Health Crawler
Health Crawler
implemented by me
This is the data and code companion for the paper “Mapping the International Health Aid Community Using Web Data” by me, Katsumasa Hamaguchi, Maria Elena Pinglo, and Antonio Giuffrida, published in the EPJ Data Science journal.
The release has two folders: “data” and “code”.
The “data” folder contains six files. The first three contains our cleaned inputs: the entity lists.
– countries.csv. A three column file, connecting each country ID (first column) to the country name (second column). If the country name has aliases, these are listed in the third column.
– keywords.csv. The file connects each keyword ID (first column) the the keyword name (second column). Columns three to six indicate whether the keyword is part of one of four macro categories.
– organizations.csv. The file connects each organization id (first column) to the organization’s name (second column), acronym (third column), website’s URL (fourth column), and possible aliases (fifth column).
The other three files contain the data, sliced differently.
– data_clean.csv. The file has five columns:
– “organization”: the ID of the organization from which we obtain the observation.
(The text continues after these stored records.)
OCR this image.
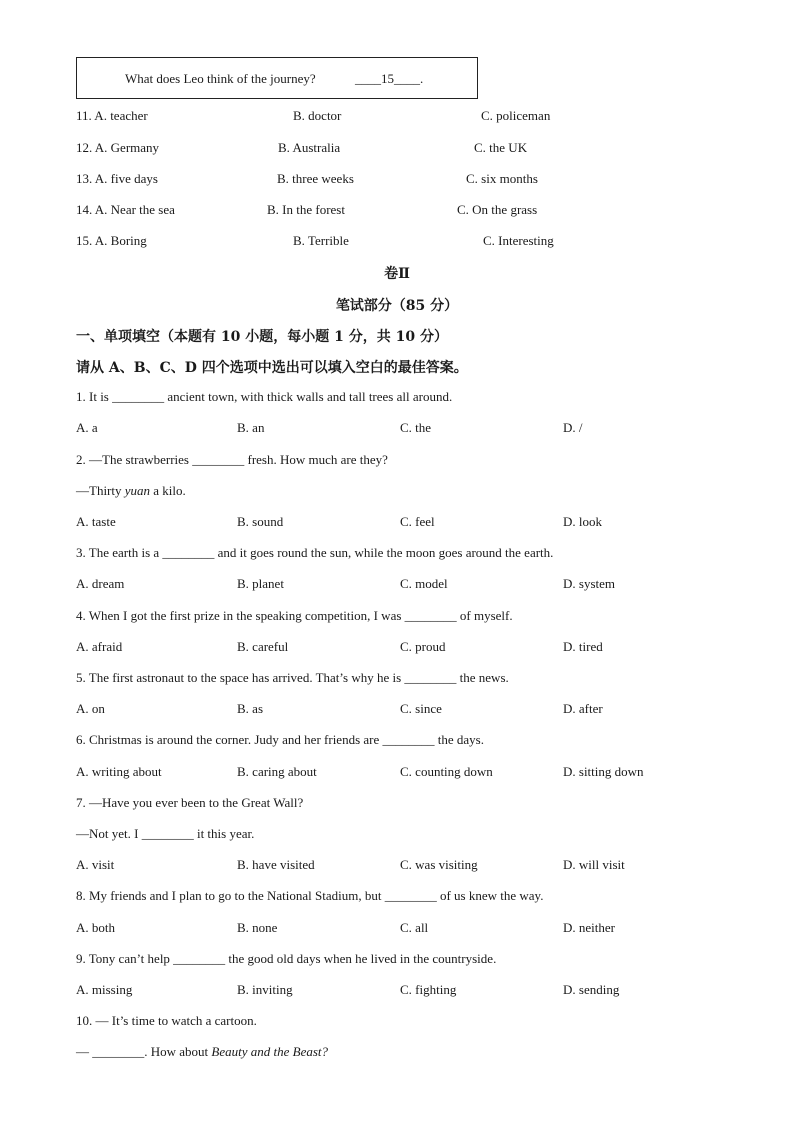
What does Leo think of the journey?	____15____.
11. A. teacher	B. doctor	C. policeman
12. A. Germany	B. Australia	C. the UK
13. A. five days	B. three weeks	C. six months
14. A. Near the sea	B. In the forest	C. On the grass
15. A. Boring	B. Terrible	C. Interesting
卷Ⅱ
笔试部分（85 分）
一、单项填空（本题有 10 小题，每小题 1 分，共 10 分）
请从 A、B、C、D 四个选项中选出可以填入空白的最佳答案。
1. It is ________ ancient town, with thick walls and tall trees all around.
A. a	B. an	C. the	D. /
2. —The strawberries ________ fresh. How much are they?
—Thirty yuan a kilo.
A. taste	B. sound	C. feel	D. look
3. The earth is a ________ and it goes round the sun, while the moon goes around the earth.
A. dream	B. planet	C. model	D. system
4. When I got the first prize in the speaking competition, I was ________ of myself.
A. afraid	B. careful	C. proud	D. tired
5. The first astronaut to the space has arrived. That’s why he is ________ the news.
A. on	B. as	C. since	D. after
6. Christmas is around the corner. Judy and her friends are ________ the days.
A. writing about	B. caring about	C. counting down	D. sitting down
7. —Have you ever been to the Great Wall?
—Not yet. I ________ it this year.
A. visit	B. have visited	C. was visiting	D. will visit
8. My friends and I plan to go to the National Stadium, but ________ of us knew the way.
A. both	B. none	C. all	D. neither
9. Tony can’t help ________ the good old days when he lived in the countryside.
A. missing	B. inviting	C. fighting	D. sending
10. — It’s time to watch a cartoon.
— ________. How about Beauty and the Beast?
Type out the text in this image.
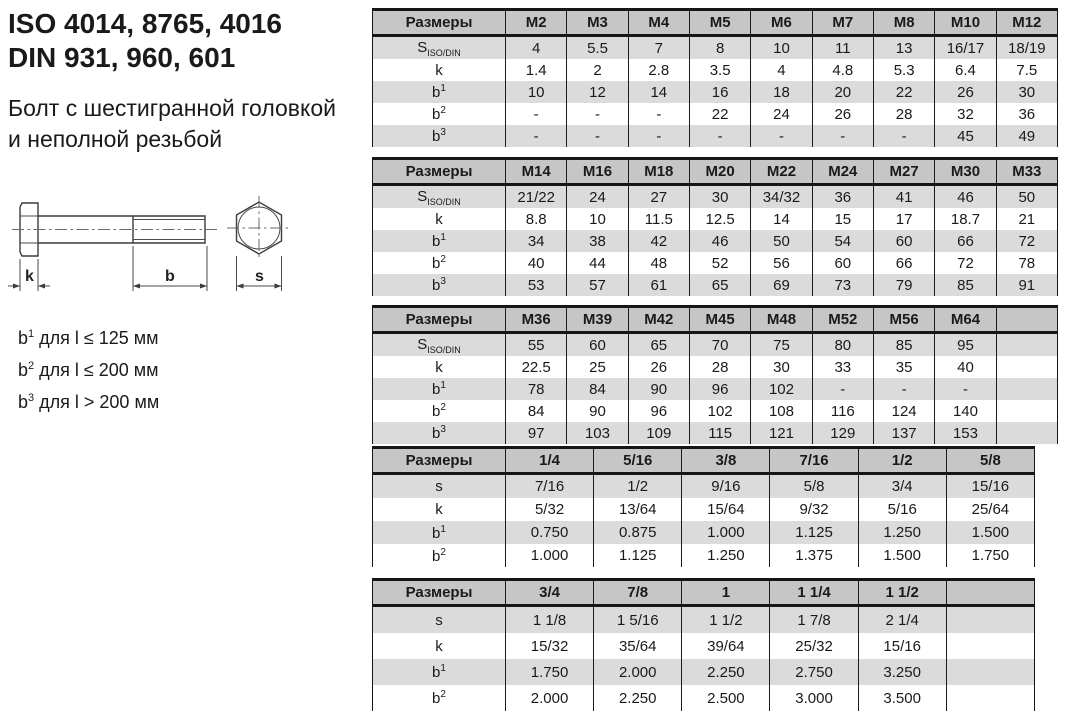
ISO 4014, 8765, 4016
DIN 931, 960, 601
Болт с шестигранной головкой
и неполной резьбой
k	b	s
$b^1$ для l ≤ 125 мм
$b^2$ для l ≤ 200 мм
$b^3$ для l > 200 мм
Размеры	M2	M3	M4	M5	M6	M7	M8	M10	M12
$S_{ISO/DIN}$	4	5.5	7	8	10	11	13	16/17	18/19
k	1.4	2	2.8	3.5	4	4.8	5.3	6.4	7.5
$b^1$	10	12	14	16	18	20	22	26	30
$b^2$	-	-	-	22	24	26	28	32	36
$b^3$	-	-	-	-	-	-	-	45	49
Размеры	M14	M16	M18	M20	M22	M24	M27	M30	M33
$S_{ISO/DIN}$	21/22	24	27	30	34/32	36	41	46	50
k	8.8	10	11.5	12.5	14	15	17	18.7	21
$b^1$	34	38	42	46	50	54	60	66	72
$b^2$	40	44	48	52	56	60	66	72	78
$b^3$	53	57	61	65	69	73	79	85	91
Размеры	M36	M39	M42	M45	M48	M52	M56	M64	
$S_{ISO/DIN}$	55	60	65	70	75	80	85	95	
k	22.5	25	26	28	30	33	35	40	
$b^1$	78	84	90	96	102	-	-	-	
$b^2$	84	90	96	102	108	116	124	140	
$b^3$	97	103	109	115	121	129	137	153	
Размеры	1/4	5/16	3/8	7/16	1/2	5/8
s	7/16	1/2	9/16	5/8	3/4	15/16
k	5/32	13/64	15/64	9/32	5/16	25/64
$b^1$	0.750	0.875	1.000	1.125	1.250	1.500
$b^2$	1.000	1.125	1.250	1.375	1.500	1.750
Размеры	3/4	7/8	1	1 1/4	1 1/2	
s	1 1/8	1 5/16	1 1/2	1 7/8	2 1/4	
k	15/32	35/64	39/64	25/32	15/16	
$b^1$	1.750	2.000	2.250	2.750	3.250	
$b^2$	2.000	2.250	2.500	3.000	3.500	
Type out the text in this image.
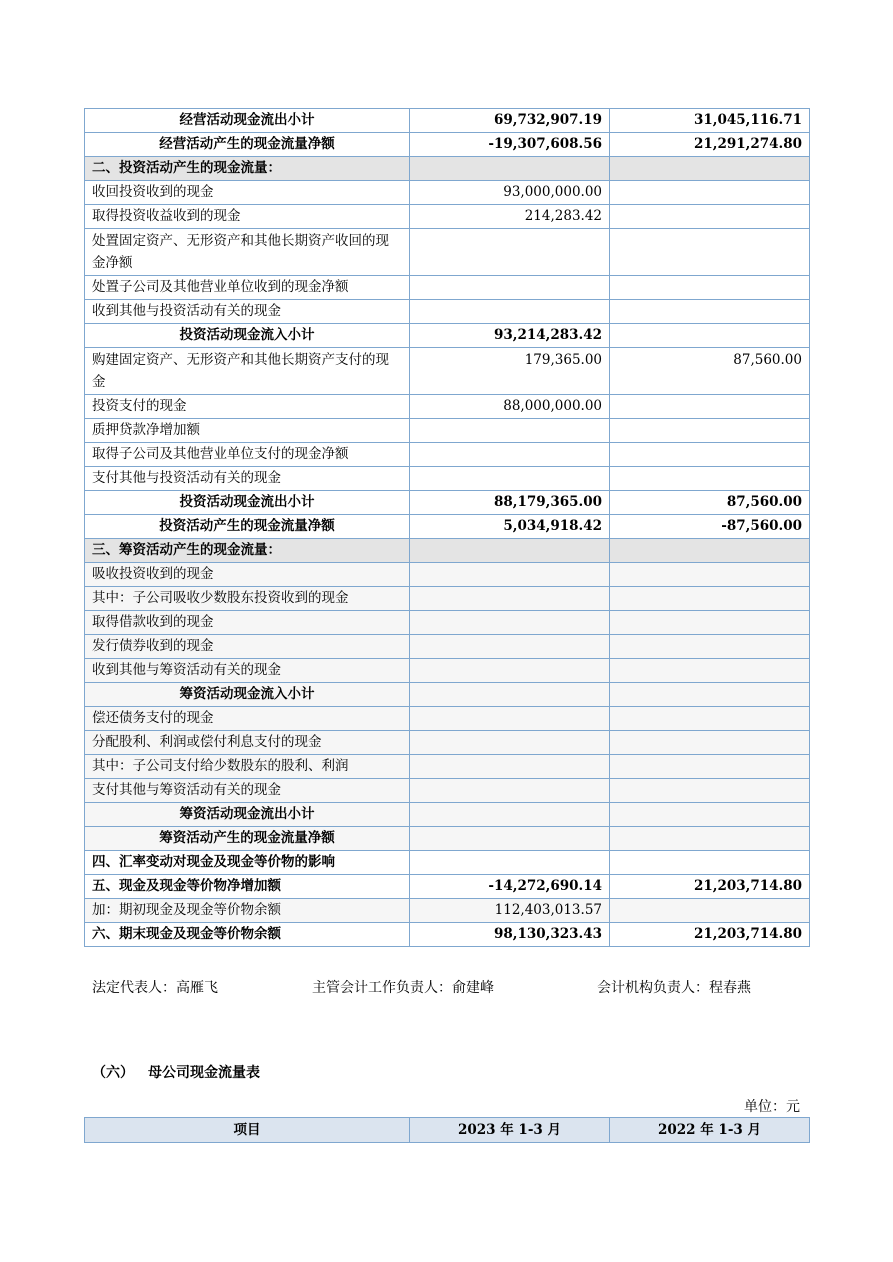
经营活动现金流出小计	69,732,907.19	31,045,116.71
经营活动产生的现金流量净额	-19,307,608.56	21,291,274.80
二、投资活动产生的现金流量：		
收回投资收到的现金	93,000,000.00	
取得投资收益收到的现金	214,283.42	
处置固定资产、无形资产和其他长期资产收回的现金净额		
处置子公司及其他营业单位收到的现金净额		
收到其他与投资活动有关的现金		
投资活动现金流入小计	93,214,283.42	
购建固定资产、无形资产和其他长期资产支付的现金	179,365.00	87,560.00
投资支付的现金	88,000,000.00	
质押贷款净增加额		
取得子公司及其他营业单位支付的现金净额		
支付其他与投资活动有关的现金		
投资活动现金流出小计	88,179,365.00	87,560.00
投资活动产生的现金流量净额	5,034,918.42	-87,560.00
三、筹资活动产生的现金流量：		
吸收投资收到的现金		
其中：子公司吸收少数股东投资收到的现金		
取得借款收到的现金		
发行债券收到的现金		
收到其他与筹资活动有关的现金		
筹资活动现金流入小计		
偿还债务支付的现金		
分配股利、利润或偿付利息支付的现金		
其中：子公司支付给少数股东的股利、利润		
支付其他与筹资活动有关的现金		
筹资活动现金流出小计		
筹资活动产生的现金流量净额		
四、汇率变动对现金及现金等价物的影响		
五、现金及现金等价物净增加额	-14,272,690.14	21,203,714.80
加：期初现金及现金等价物余额	112,403,013.57	
六、期末现金及现金等价物余额	98,130,323.43	21,203,714.80
法定代表人：高雁飞	主管会计工作负责人：俞建峰	会计机构负责人：程春燕
（六） 母公司现金流量表
单位：元
项目	2023 年 1-3 月	2022 年 1-3 月
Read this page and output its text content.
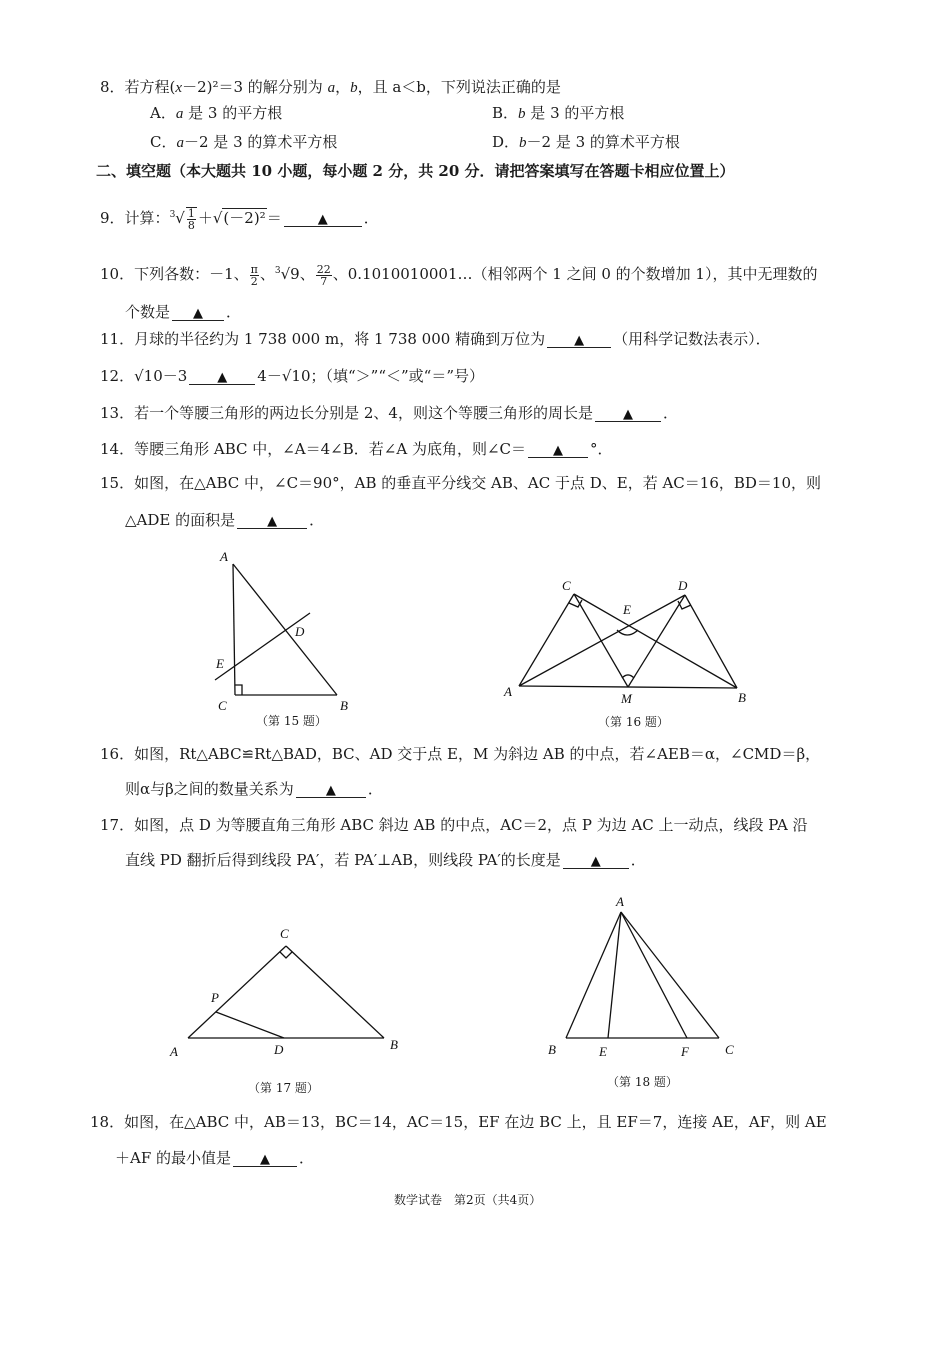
8．若方程(x－2)²＝3 的解分别为 a，b，且 a＜b，下列说法正确的是
A．a 是 3 的平方根	B．b 是 3 的平方根
C．a－2 是 3 的算术平方根	D．b－2 是 3 的算术平方根
二、填空题（本大题共 10 小题，每小题 2 分，共 20 分．请把答案填写在答题卡相应位置上）
9．计算：$^3√ \frac{1}{8} +√(-2)^2=$	▲ ．
10．下列各数：－1、 $\frac{\pi}{2}$ 、$^3$√9、 $\frac{22}{7}$ 、0.1010010001…（相邻两个 1 之间 0 的个数增加 1），其中无理数的
个数是 ▲ ．
11．月球的半径约为 1 738 000 m，将 1 738 000 精确到万位为 ▲ （用科学记数法表示）．
12．√10－3 ▲ 4－√10；（填“＞”“＜”或“＝”号）
13．若一个等腰三角形的两边长分别是 2、4，则这个等腰三角形的周长是 ▲ ．
14．等腰三角形 ABC 中，∠A＝4∠B．若∠A 为底角，则∠C＝ ▲ °．
15．如图，在△ABC 中，∠C＝90°，AB 的垂直平分线交 AB、AC 于点 D、E，若 AC＝16，BD＝10，则
△ADE 的面积是 ▲ ．
A
D
E
C	B
（第 15 题）
C	D
E
A	M	B
（第 16 题）
16．如图，Rt△ABC≌Rt△BAD，BC、AD 交于点 E，M 为斜边 AB 的中点，若∠AEB＝α，∠CMD＝β，
则α与β之间的数量关系为 ▲ ．
17．如图，点 D 为等腰直角三角形 ABC 斜边 AB 的中点，AC＝2，点 P 为边 AC 上一动点，线段 PA 沿
直线 PD 翻折后得到线段 PA′，若 PA′⊥AB，则线段 PA′的长度是 ▲ ．
C
P
A	D	B
（第 17 题）
A
B	E	F	C
（第 18 题）
18．如图，在△ABC 中，AB＝13，BC＝14，AC＝15，EF 在边 BC 上，且 EF＝7，连接 AE，AF，则 AE
＋AF 的最小值是 ▲ ．
数学试卷　第2页（共4页）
– “entity 1 type” & “entity 2 type”: these columns inform on how to interpret the following two columns. Since all IDs are numeric, the ID 1 could refer to either organization 1, issue 1, or country 1. If “entity 1 type” is “countries”, it means that a value of “3” in the “entity 1” column refers to country 3.
– “entity 1” & “entity 2”: the columns report the ID of the connected entities. Check the entity type columns for how to interpret these values.
– “score”: the WS score of the entity pair, meaning the log number of pages in which the entities co-occur.
– data_clean_bycountry.csv. The file has the same structure as the previous one, with the only difference being the first columns. Instead of reporting the organization ID — meaning the website from which the data comes — the first column here represents the country ID: the country to which the data refers. This means that the last column — “score” — is the aggregation of the WS scores across all websites.
– data_clean_citations.csv. The file has four columns:
– “source”: the ID of the organization making the citation.
– “target type”: this column informs on how to interpreting the “target” column in the same way “entity 1 type” & “entity 2 type” do in the “data_clean.csv” file.
– “target”: the ID of the entity being cited by the organization.
– “score”: the WS score of the citation, meaning the log number of pages in which the target is mentioned.
In all data files, the type “organization_links” refers to an “organization”. The difference is that an “organization” is a mention by name (or acronym), while an “organization_links” is a mention by hyperlink.
The “code” folder contains four files and a subfolder. The csv files are the same input file contained in the data folder: countries.csv, keywords.csv, organizations.csv. The Python script wbcrawl_manager.py is used to launch the crawler. The script assumes that you have created a file called “batch”. This file should contain a list of organization IDs, one per line. The script will spawn a different process per ID, crawling the corresponding website. If launched in a machine with sufficient processors and memory, “batch” can contain all the organization IDs, thus launching the entire crawl process in parallel.
!!!IMPORTANT NOTE!!! The crawler REQUIRES the usage of the PhantomJS binary, which is NOT included in this package. One can download it from http://phantomjs.org/, and place it in the code folder. This might create compatibility issues if run in a system different from the development one. The crawler should run with no issues on Ubuntu 16.04.
The crawler assumes that you have properly installed the Scrapy library (https://scrapy.org/). In fact, the crawler is nothing more than a standard Scrapy project. The Scrapy version used to crawl the webpages is 1.3.2. I cannot guarantee that other Scrapy versions will work without issues. Other required nonstandard Python library are:
– Selenium
– BeautifulSoup
– Six
Most of the code is standard Scrapy code. The custom parts of the crawler are mostly in wb_crawl/spiders/health_spider.py, which contains the logic of the crawler.
If you are going to use the crawler for your own personal project, PLEASE edit the USER_AGENT (line 19 in wb_crawl/settings.py) and include your contact information.